What do you mean? The only change Chrome is making is limiting it from http:// sites. If Portal is saying Chrome is breaking them, then they must have been making connections from http:// sites. The mixed content limitations have been there for a long time already, which must be why they were using http:// . I've never used Portal myself so I don't have direct evidence they were using http:// , but this is the only logical explanation I can come up with for why they would say Chrome is breaking them.
Wat? Won't Chrome allow this at all (eg when entered via the URL bar, as long as there's one, that is) or just when linked from a non-same domain page?
I believe the change is that http:// pages on public websites won't be able to talk (such as via XHR/fetch, embedded images/scripts/css) to private IP address or sites with domains that resolve to private IP addresses.
One obvious workaround is to change the requesting page to https:// instead of http:// . This is somewhat difficult because then there's the problem of mixed content, since it's often difficult to get an https:// certificate for the server that runs on the private IP address.
There are 2 other workarounds listed on the Chrome blog post: WebTransport and and Reverse embedding (which means running the site on a private IP address instead of a public IP address). It looks to me like those could work in the Portal case.
Full disclosure I work at Google, but not on Chrome.

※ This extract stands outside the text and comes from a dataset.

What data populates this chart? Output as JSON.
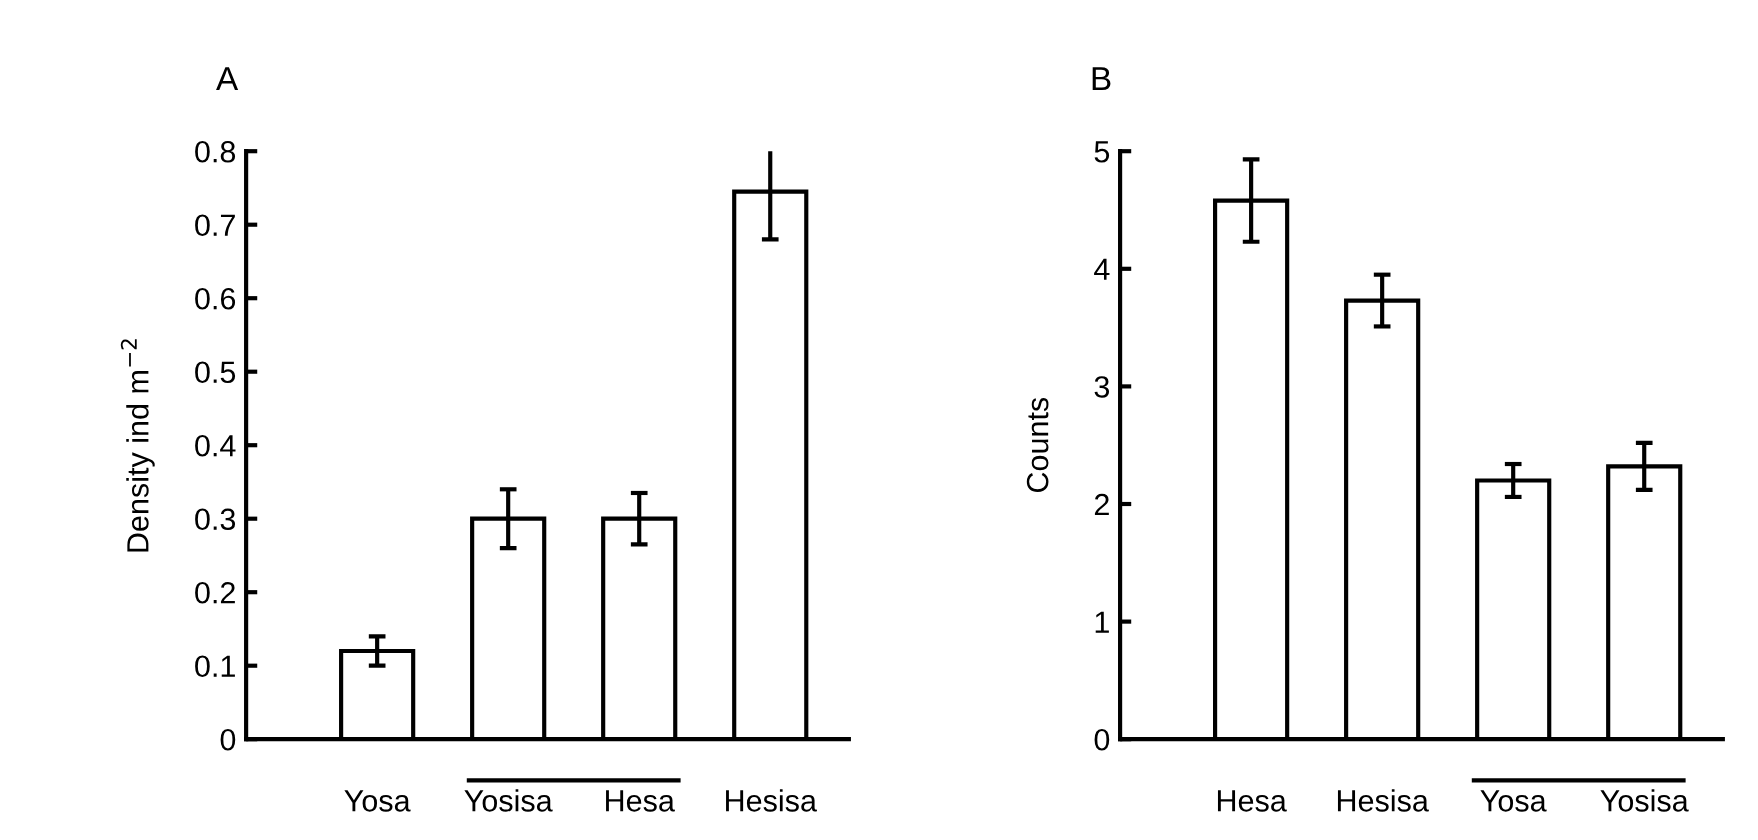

No local access kills Google Cast competitors as well as things like this (Nearby Share competitor), Android SMS limitations nearly killed most Android Messenger competitors, removing clipboard access forced people to use one of 2 decent Android keyboards to get clipboard sync back (one of which is conveniently enough developed by Google)...
I have not seen one single instance of Google killing some functionality for security that wouldn't have been easily implemented with permissions instead and that wasn't clearly designed to stomp out competition.